I was just getting vaguely reconciled to the idea of Beazley as Labor leader when he came out with the following claim in a speech at the Lowy Institute (PDF):
We cannot understand the decisions of 1914, and we cannot understand Gallipoli, if we do not understand that Australia had compelling direct and distinctly Australian reasons for being there, he argued. Australia recognised that Britain would become increasingly less able and willing to guarantee Australia’s future security. So it was in Australian interests to become an active participant in imperial security, to ensure British power was not eclipsed.

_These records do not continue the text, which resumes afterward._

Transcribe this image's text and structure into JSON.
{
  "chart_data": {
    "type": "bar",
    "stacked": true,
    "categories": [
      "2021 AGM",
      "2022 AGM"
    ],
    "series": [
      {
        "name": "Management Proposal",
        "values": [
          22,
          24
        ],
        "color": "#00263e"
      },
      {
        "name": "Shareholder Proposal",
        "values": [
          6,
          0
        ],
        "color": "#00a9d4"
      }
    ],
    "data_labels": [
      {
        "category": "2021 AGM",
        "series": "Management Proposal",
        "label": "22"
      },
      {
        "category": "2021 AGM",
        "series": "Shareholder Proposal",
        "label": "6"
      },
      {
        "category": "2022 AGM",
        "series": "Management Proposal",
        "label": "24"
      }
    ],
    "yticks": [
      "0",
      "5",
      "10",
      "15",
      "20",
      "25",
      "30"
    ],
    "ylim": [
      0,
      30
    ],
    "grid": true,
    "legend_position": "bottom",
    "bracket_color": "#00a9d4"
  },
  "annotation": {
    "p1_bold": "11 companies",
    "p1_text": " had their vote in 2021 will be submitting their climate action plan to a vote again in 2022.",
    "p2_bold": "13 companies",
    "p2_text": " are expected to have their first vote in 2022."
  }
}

This is wrong in just about every way a historical claim can be wrong
First, it’s not true that the Australian government of the day weighed up whether or not to join the war in any serious fashion, or considered terms for entry that would be advantageous to Australia. Fisher’s statement that we would defend the Mother Country “to the last man and the last shilling” may have been rhetorical bombast, but it accurately captured the lack of calculation in Australia’s commitment. Even in 1939, Menzies could assert that Britain’s declaration of war on Germany meant that Australia was also at war.
It’s true that having lost so many lives in the War, the Hughes government sought and gained for Australia the status of independent parties in the post war negotiations, and used this for such noble and farsighted ends as blocking a Japanese push to have a racial equality clause included in the covenant of the League of Nations. But this was not an initial objective of participation.
Second, to describe the supposed strategic calculation as ‘prescient’ is bizarre. Our efforts to keep Britain enmeshed in Asia led straight to the disaster of Singapore and the horrors of the Burma railway. We gained nothing from our reliance on the Empire while diverting large numbers of our own troops away from the defence of Australia.
Third, if all this were true, and even if an alliance with Britain was beneficial to Australia, the alleged strategy amounts to a war crime. It’s one thing to suggest that Australia naively committed large numbers of troops to a defensive war aimed at liberating “gallant little Belgium”. The Australian leaders responsible were morally culpable for their failure to stop the bloodbath of the Great War, but not in the same way as those (most obviously the German High Command, but there were many others) who deliberately pursued war as a route to geopolitical advantage. But on Beazley’s account, Australia was just as guilty as the initial aggressors. On this account we made war on Turkey, a country with which we had no quarrel and no concern. This was done, not as part of a British war in which, considered as Australians, we had no part, but in a deliberate attempt to tilt the postwar international balance of power in our favour. The only comforting thing about this claim is that it is untrue.
fn1. Canada asserted its independent right to make decisions on war commitments during the Chanak crisis of 1922 (in a historical irony, this was also in the Dardanelles, a fact exploited by Lloyd George in calling for Dominion troops). Australia was also unhappy about the call, but temporised until the crisis passed.